Tidak tersisa Al-Quran kecuali sebatas kajiannya saja.
Masjid-masjid mereka makmur, akan tetapi hati mereka kosong dari petunjuk (hidayah).
Ulama-ulama mereka menjadi makhluk Allah yang paling buruk di permukaan bumi.
Kalau terjadi zaman seperti itu, Allah akan menyiksa mereka dan menimpakan kepada mereka empat perkara (azab) :
1-Kekejaman para penguasa,
2-Kekeringan pada masa,
3-Kezaliman para pejabat,
4-Ketidak adilan para hakim."
Maka heranlah para sahabat mendengar penjelasan Rasulullah.
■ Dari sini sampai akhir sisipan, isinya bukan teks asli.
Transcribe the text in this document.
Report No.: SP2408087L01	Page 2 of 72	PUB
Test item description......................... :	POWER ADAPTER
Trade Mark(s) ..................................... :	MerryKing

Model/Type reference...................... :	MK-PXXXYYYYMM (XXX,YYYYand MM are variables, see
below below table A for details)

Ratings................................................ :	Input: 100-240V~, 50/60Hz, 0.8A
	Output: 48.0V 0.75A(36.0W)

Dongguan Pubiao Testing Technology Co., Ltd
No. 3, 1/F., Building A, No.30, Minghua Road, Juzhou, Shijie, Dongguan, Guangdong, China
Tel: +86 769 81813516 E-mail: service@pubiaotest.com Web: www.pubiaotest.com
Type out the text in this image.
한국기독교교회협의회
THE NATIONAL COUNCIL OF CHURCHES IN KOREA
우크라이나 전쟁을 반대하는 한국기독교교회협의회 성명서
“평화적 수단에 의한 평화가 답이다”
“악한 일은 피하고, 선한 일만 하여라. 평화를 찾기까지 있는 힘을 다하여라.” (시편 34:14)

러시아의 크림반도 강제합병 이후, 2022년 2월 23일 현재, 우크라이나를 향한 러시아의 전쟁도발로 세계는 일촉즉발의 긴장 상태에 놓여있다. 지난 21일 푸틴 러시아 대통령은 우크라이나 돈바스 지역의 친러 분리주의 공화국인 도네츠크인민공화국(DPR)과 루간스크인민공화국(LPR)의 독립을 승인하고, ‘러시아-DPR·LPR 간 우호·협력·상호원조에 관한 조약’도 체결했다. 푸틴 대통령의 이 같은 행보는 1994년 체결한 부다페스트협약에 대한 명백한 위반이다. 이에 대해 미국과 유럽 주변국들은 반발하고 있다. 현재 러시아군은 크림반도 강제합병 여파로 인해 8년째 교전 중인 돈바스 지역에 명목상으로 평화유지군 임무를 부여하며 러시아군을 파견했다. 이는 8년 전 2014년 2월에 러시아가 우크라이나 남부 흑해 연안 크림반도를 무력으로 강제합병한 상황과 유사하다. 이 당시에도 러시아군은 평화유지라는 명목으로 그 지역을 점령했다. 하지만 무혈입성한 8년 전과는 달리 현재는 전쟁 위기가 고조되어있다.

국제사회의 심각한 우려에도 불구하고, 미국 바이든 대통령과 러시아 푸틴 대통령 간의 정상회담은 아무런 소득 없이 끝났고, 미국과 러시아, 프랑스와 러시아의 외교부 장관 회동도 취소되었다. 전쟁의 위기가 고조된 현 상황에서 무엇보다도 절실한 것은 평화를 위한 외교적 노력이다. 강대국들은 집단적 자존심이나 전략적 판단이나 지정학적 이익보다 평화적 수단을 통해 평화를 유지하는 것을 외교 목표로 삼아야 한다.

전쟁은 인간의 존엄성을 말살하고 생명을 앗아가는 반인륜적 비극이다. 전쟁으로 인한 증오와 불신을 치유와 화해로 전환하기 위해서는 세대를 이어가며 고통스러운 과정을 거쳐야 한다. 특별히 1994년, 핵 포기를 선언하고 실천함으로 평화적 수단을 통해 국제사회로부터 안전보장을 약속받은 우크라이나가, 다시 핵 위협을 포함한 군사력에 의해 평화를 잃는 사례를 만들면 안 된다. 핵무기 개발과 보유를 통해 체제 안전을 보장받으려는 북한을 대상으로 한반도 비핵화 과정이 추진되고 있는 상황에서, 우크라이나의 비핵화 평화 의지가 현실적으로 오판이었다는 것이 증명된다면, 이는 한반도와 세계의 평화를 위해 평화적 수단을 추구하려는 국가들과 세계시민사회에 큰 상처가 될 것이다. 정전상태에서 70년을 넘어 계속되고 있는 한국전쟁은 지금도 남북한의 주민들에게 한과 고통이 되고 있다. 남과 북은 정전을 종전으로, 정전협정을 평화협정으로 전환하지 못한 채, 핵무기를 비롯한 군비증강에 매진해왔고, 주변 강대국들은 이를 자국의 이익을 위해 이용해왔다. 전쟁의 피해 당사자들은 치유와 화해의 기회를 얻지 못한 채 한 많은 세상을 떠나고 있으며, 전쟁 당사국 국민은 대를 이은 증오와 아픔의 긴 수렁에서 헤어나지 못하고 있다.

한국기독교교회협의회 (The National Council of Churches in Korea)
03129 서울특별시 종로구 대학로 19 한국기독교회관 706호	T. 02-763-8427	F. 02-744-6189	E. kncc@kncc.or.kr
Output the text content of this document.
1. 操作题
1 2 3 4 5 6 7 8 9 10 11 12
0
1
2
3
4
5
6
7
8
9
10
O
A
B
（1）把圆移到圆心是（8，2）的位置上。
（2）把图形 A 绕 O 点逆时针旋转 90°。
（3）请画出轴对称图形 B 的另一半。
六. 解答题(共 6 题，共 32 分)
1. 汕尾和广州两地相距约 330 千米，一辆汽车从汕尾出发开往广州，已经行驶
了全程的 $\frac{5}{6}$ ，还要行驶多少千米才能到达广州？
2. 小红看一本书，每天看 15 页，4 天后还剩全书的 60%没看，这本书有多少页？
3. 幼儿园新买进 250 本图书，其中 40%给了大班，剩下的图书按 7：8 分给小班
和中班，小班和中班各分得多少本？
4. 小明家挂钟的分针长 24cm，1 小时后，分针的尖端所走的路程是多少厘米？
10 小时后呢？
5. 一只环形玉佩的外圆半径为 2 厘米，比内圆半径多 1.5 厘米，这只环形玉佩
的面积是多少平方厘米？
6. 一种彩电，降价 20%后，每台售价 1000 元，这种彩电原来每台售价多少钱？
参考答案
Mereka bertanya, "Wahai Rasul Allah, apakah mereka ini menyembah berhala ?"
Nabi SAW menjawab, "Ya ! Bagi mereka, setiap dirham (uang) menjadi berhala (dipertuhankan/disembah)....."
(Hadist Mutafaqun'alaih)

Sayyidinal Imam Al Habib Abu Bakar Al-Adni bin Ali Al-Masyhur pernah menyampaikan sebuah nasehat di dalam kita menghadapi terpaan badai fitnah ini. Beliau mengingatkan kita yang berada di akhir zaman seperti sekarang ini agar berpegang teguh kepada 3 poin untuk menghadapi dahsyatnya fitnah akhir zaman yang mana bisa menjadikan seseorang mukmin di pagi harinya dan kafir di waktu sorenya.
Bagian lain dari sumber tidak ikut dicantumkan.